« Trump n’a jamais envisagé d’attaque militaire contre le Groenland », affirme un représentant américain


Principaux renseignements

  • Andrew Puzder, le représentant américain auprès de l’UE, a nié que le président Trump ait jamais prévu une attaque militaire contre le Groenland.
  • Ces propos provocateurs n’ont servi qu’à souligner l’importance géopolitique de l’île.
  • Les États-Unis cherchent désormais à étendre leur présence militaire dans l’Arctique par la voie diplomatique.
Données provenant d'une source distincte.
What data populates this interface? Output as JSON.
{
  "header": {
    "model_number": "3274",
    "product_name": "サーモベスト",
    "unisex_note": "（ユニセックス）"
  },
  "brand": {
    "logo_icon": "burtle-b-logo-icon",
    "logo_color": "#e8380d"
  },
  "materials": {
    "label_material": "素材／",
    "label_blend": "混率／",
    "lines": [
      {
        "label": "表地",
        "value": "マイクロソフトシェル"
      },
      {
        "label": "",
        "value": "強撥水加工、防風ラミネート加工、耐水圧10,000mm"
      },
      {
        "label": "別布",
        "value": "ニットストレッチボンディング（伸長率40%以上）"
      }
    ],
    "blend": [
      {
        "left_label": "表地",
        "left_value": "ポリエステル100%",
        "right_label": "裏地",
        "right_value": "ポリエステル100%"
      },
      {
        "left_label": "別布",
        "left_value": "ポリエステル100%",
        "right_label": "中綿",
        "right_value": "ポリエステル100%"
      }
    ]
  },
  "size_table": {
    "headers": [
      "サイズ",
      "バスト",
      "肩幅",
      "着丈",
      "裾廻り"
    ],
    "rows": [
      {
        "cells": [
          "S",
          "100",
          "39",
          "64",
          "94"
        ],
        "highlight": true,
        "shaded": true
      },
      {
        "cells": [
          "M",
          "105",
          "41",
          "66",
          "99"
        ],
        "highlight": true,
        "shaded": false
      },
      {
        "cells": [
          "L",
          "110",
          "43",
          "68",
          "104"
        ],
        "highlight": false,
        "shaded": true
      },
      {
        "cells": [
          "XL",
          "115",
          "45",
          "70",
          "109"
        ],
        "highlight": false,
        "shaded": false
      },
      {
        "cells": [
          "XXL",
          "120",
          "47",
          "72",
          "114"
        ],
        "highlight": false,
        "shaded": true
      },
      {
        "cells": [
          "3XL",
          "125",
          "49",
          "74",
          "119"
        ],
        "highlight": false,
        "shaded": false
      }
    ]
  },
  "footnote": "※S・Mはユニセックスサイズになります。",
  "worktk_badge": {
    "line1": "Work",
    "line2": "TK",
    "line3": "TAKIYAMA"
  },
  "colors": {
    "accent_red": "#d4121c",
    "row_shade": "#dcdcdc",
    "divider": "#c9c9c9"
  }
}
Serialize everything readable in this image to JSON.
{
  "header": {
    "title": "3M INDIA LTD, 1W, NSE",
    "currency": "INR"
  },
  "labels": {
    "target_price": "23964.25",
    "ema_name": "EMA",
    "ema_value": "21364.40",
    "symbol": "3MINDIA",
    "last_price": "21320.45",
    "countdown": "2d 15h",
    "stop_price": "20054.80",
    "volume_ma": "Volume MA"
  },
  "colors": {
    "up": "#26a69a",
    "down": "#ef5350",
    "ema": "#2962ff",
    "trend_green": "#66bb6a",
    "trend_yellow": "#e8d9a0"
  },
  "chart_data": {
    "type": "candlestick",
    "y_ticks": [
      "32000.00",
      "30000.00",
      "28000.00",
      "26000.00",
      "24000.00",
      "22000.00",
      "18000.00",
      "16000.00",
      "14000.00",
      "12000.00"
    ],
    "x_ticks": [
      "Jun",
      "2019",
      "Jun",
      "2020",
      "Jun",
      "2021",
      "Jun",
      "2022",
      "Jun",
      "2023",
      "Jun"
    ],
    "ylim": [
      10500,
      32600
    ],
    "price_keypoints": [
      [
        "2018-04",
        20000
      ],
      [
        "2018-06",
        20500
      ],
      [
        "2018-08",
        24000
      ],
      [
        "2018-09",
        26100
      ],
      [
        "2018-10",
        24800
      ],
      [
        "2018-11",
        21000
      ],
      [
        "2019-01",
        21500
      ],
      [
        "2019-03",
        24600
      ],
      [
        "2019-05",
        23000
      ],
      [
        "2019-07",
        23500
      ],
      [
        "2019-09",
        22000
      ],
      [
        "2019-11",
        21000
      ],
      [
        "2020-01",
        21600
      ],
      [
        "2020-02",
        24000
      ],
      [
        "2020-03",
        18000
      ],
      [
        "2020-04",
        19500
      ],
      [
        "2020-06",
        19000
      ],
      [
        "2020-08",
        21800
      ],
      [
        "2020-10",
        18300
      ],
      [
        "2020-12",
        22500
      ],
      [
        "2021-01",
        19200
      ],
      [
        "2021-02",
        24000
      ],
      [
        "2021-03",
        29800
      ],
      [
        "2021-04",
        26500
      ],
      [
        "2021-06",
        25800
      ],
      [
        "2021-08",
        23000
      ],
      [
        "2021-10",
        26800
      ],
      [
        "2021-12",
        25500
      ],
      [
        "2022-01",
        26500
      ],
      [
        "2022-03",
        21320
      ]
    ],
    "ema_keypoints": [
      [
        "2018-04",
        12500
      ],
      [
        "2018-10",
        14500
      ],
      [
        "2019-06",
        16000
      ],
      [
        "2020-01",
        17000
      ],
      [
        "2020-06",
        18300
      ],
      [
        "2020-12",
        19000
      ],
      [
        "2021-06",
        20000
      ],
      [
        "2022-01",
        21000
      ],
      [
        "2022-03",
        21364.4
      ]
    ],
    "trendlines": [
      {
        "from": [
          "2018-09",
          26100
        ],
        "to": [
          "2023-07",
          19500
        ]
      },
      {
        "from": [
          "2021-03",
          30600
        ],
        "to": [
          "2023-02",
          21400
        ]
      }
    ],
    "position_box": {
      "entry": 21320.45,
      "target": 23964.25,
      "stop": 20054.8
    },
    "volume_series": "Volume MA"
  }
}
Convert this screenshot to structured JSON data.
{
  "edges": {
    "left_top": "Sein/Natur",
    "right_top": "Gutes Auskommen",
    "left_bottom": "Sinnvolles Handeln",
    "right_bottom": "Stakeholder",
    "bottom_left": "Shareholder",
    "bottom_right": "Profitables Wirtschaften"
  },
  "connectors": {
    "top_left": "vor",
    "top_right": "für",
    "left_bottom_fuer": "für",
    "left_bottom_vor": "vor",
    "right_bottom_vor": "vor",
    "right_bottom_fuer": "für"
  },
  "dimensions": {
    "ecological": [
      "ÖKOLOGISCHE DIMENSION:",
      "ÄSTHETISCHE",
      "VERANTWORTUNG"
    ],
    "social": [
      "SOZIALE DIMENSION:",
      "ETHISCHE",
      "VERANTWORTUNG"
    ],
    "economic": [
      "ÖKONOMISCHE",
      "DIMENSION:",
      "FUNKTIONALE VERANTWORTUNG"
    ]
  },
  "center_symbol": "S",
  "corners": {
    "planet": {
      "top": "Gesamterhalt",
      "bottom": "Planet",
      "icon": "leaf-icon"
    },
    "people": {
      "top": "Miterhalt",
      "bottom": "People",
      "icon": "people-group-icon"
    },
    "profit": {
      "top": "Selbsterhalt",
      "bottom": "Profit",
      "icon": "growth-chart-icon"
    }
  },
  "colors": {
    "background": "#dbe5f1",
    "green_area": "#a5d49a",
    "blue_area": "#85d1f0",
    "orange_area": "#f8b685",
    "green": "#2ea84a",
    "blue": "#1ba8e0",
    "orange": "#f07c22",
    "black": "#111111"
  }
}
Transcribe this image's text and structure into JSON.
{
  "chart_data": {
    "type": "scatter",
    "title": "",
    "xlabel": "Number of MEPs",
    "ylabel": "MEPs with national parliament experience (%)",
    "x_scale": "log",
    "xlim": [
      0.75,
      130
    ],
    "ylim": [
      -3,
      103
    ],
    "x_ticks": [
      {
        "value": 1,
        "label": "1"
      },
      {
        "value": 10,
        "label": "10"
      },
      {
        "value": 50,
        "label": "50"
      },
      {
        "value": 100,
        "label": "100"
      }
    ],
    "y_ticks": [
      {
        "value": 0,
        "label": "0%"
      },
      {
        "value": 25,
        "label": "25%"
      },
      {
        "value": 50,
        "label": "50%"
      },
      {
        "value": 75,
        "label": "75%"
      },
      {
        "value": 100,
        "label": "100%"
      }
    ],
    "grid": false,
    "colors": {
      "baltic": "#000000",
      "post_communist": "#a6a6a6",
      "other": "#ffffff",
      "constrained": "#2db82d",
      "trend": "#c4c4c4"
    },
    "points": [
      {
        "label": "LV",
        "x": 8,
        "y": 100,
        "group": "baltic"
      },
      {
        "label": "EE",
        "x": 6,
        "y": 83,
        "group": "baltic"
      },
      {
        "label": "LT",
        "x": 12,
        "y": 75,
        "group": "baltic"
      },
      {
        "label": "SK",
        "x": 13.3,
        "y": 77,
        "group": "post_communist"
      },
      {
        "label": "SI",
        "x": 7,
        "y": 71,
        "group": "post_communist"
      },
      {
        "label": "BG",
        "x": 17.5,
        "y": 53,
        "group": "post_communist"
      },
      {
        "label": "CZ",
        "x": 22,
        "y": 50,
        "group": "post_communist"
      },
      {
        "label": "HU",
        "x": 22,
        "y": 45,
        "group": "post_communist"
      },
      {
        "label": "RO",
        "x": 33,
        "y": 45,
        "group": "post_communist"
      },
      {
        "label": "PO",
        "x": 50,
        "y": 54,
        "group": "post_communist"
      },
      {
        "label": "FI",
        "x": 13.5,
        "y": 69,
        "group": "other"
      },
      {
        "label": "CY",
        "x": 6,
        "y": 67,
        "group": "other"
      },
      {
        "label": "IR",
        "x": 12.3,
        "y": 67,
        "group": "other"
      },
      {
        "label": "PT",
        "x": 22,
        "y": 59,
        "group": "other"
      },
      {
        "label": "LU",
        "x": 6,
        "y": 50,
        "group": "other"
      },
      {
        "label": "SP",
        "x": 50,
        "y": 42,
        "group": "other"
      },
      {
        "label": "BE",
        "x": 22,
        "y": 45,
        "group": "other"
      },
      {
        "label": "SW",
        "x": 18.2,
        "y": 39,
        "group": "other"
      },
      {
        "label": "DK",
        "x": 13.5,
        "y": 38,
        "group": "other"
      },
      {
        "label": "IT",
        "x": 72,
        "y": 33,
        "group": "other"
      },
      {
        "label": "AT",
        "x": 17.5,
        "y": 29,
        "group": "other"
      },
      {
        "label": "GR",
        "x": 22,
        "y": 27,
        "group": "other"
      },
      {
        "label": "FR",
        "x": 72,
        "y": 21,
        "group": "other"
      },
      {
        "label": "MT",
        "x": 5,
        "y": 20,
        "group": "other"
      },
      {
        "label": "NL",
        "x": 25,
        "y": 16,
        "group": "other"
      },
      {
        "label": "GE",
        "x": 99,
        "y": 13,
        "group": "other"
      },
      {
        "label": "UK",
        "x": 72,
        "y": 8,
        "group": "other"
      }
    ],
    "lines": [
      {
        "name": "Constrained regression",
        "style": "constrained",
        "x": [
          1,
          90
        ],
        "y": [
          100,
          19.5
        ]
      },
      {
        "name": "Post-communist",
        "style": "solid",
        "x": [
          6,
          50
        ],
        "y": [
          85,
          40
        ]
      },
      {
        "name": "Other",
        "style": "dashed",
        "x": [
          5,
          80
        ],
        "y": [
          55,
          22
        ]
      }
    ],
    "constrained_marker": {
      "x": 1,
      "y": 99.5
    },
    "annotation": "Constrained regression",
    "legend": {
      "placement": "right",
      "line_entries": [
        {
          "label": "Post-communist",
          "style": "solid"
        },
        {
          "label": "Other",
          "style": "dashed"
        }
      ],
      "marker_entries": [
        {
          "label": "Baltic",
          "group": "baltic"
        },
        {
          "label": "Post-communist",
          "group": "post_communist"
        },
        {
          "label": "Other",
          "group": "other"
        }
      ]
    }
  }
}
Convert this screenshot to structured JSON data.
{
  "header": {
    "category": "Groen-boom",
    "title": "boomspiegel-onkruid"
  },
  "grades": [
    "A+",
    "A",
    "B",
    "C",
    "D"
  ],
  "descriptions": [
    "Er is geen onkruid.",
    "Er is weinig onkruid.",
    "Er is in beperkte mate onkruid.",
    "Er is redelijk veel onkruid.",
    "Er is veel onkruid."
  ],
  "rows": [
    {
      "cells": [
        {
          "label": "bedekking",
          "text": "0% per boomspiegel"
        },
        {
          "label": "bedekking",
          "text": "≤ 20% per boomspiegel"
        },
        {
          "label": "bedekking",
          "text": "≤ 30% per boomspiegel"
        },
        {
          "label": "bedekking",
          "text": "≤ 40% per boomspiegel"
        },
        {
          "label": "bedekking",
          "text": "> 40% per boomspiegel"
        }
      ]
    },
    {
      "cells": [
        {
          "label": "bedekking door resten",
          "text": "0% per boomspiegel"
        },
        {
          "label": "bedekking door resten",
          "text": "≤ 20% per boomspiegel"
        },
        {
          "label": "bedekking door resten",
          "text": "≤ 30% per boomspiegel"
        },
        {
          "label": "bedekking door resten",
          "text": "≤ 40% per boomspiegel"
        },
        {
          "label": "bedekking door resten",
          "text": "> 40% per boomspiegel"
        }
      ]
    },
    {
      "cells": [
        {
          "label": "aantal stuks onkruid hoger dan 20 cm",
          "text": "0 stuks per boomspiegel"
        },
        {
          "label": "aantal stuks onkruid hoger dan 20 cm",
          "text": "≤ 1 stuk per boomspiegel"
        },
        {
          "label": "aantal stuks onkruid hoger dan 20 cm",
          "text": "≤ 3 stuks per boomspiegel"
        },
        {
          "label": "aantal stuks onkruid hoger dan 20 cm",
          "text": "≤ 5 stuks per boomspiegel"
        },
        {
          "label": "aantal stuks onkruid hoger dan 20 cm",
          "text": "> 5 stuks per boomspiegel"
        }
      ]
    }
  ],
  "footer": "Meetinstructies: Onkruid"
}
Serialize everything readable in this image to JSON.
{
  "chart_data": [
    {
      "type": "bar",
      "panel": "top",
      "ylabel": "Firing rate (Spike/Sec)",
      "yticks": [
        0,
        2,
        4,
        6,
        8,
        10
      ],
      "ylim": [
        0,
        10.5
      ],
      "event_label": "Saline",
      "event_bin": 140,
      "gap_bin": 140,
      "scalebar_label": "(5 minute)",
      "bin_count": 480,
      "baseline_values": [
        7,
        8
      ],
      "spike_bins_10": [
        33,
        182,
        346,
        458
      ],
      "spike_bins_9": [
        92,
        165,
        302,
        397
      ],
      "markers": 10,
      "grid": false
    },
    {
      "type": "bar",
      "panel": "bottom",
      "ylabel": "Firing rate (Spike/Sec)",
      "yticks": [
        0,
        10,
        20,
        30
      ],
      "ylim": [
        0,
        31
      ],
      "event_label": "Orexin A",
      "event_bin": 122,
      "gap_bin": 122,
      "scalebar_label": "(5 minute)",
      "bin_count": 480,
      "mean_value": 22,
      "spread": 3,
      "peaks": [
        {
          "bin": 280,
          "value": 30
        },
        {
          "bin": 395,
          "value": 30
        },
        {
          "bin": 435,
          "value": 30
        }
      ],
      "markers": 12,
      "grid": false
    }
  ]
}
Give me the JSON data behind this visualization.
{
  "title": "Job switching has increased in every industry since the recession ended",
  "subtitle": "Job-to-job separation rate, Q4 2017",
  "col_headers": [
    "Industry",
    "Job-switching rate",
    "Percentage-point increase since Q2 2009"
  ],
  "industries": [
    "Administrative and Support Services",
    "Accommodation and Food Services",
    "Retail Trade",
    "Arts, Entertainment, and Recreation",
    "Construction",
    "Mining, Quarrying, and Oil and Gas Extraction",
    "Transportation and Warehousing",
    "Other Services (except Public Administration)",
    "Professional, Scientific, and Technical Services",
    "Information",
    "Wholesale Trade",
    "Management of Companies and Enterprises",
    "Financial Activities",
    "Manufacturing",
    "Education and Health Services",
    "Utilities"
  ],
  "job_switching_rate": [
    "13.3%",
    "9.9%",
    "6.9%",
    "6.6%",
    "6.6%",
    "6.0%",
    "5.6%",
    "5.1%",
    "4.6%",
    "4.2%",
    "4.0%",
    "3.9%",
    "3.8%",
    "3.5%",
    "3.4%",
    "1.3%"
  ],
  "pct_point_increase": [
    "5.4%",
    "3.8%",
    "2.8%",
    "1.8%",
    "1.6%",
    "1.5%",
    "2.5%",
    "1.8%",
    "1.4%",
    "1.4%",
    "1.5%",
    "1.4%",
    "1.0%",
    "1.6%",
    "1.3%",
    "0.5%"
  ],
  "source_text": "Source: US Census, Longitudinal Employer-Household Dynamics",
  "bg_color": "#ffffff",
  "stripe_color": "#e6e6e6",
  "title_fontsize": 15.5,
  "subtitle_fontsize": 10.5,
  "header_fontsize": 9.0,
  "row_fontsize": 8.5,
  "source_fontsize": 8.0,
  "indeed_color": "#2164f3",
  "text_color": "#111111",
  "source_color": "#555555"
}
Lors d’une présentation au Forum de Bruxelles sur la sécurité économique, Andrew Puzder, représentant américain auprès de l’UE, a précisé que le président Donald Trump n’avait en réalité jamais eu l’intention de lancer une offensive militaire contre le Groenland. Il a fait valoir que les propos antérieurs du président concernant l’acquisition de l’île avaient été interprétés à tort comme des menaces contre sa souveraineté, soulignant qu’aucun plan concret d’invasion n’avait jamais été annoncé.

Intention stratégique

L’ambassadeur a laissé entendre que les commentaires provocateurs du président visaient à mettre en évidence l’importance géopolitique de l’île plutôt qu’à servir d’objectif politique au sens strict.

S’appuyant sur son expérience dans le secteur de la restauration, Puzder a comparé l’inquiétude européenne suscitée par ces déclarations à la mousse d’un cappuccino, exhortant les responsables à ignorer cette « mousse » superficielle et à se concentrer plutôt sur le « café » substantiel de la question.

Un climat de tension diplomatique

Ces explications font suite à une période de tension en Europe provoquée par les suggestions répétées d’annexion formulées par le président au cours de son second mandat.

L’ambiguïté s’est encore accentuée juste avant les remarques de Puzder, lorsque le secrétaire d’État Marco Rubio a informé la commission des affaires étrangères de la Chambre des représentants que le Groenland restait « pour l’instant » un territoire danois.

Priorité aux négociations diplomatiques

Finalement, l’administration américaine a écarté la possibilité d’une prise de contrôle forcée en janvier. Au lieu de cela, les États-Unis et le Danemark se sont tournés vers des discussions diplomatiques visant à étendre la présence militaire américaine sur le territoire arctique.